Вдруг Маруся широко открыла рот, словно ей не хватало воздуха, и проснулась. Тревогу её смягчил электрический свет, полетевший пятнами по комнате. Больше девушка в постель не ложилась: глядела на дрожание ночи и мерное кружение пушинок снега за окном.
…Письмо гражданина Головёшкина Генпрокуратура перенаправила в прокуратуру областную, ну а та – в районную. Татьяна Алексеевна, узнав об этом, тяжко вздохнула: «Эх, закон для них не писан…»
– Поняла, что ли? – мрачно дёрнул щекой Алексей Александрович. – Сапожность процесса! Говорят же, что действительность всегда отзывается сапогом.
– Эх!
– Мать этой шлепохвостницы не уволили, не отстранили…
– И сколько ж этой дадут?
– Два года… колонии-поселения.
– Нам, значит, тоски по самое горло, а ей два года… – женщина осеклась.
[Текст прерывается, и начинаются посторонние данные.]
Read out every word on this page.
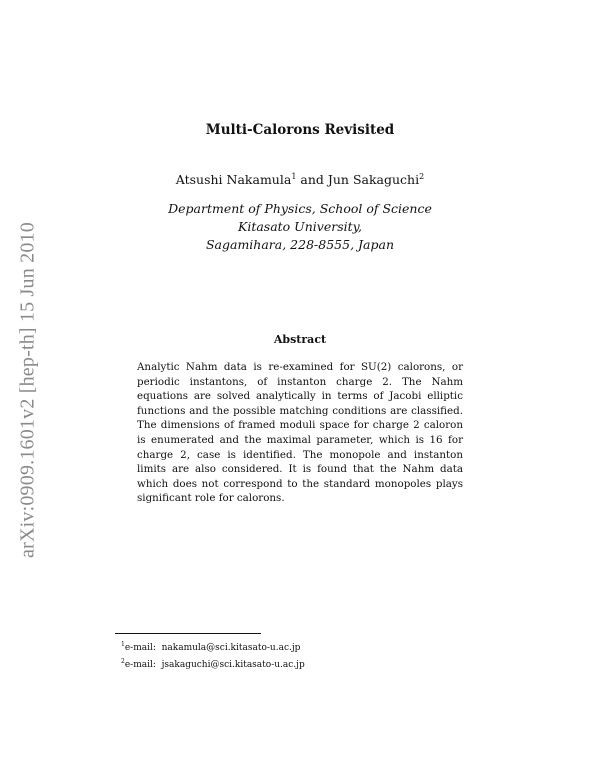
arXiv:0909.1601v2 [hep-th] 15 Jun 2010
Multi-Calorons Revisited
Atsushi Nakamula$^1$ and Jun Sakaguchi$^2$
Department of Physics, School of Science
Kitasato University,
Sagamihara, 228-8555, Japan
Abstract
Analytic Nahm data is re-examined for SU(2) calorons, or periodic instantons, of instanton charge 2. The Nahm equations are solved analytically in terms of Jacobi elliptic functions and the possible matching conditions are classified. The dimensions of framed moduli space for charge 2 caloron is enumerated and the maximal parameter, which is 16 for charge 2, case is identified. The monopole and instanton limits are also considered. It is found that the Nahm data which does not correspond to the standard monopoles plays significant role for calorons.
$^1$e-mail:  nakamula@sci.kitasato-u.ac.jp
$^2$e-mail:  jsakaguchi@sci.kitasato-u.ac.jp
Перед ней будто бы стояла Маруся, тощая, как японка. Маленький узкий лобик, жёлтые тени на висках. Она выглядела болезненно ещё и потому, что на шее у неё билась жилка.
В Татьяне Алексеевне что-то нагорело и лопнуло. Она упала на кровать, уткнулась в подушку лицом. Алексей Александрович блестевшими пьяным блеском глазами смотрел на жену и говорил: «Ну, будет, будет…» Один отверженный человек как мог утешал другого.
Солнце за окном сделалось красным, огромным и тяжёлым, и вскоре всё заволокла ранняя тьма.
В год юбилея Великой Победы Маруся Наших была амнистирована и в колонию-поселение не попала. Головёшкиным же стала приходить «компенсация». Слала её мать Маруси почему-то частями и почему-то в праздники: по тысяче рублей – к Новому году и Рождеству, полторы тысячи – ко Дню защитника Отечества.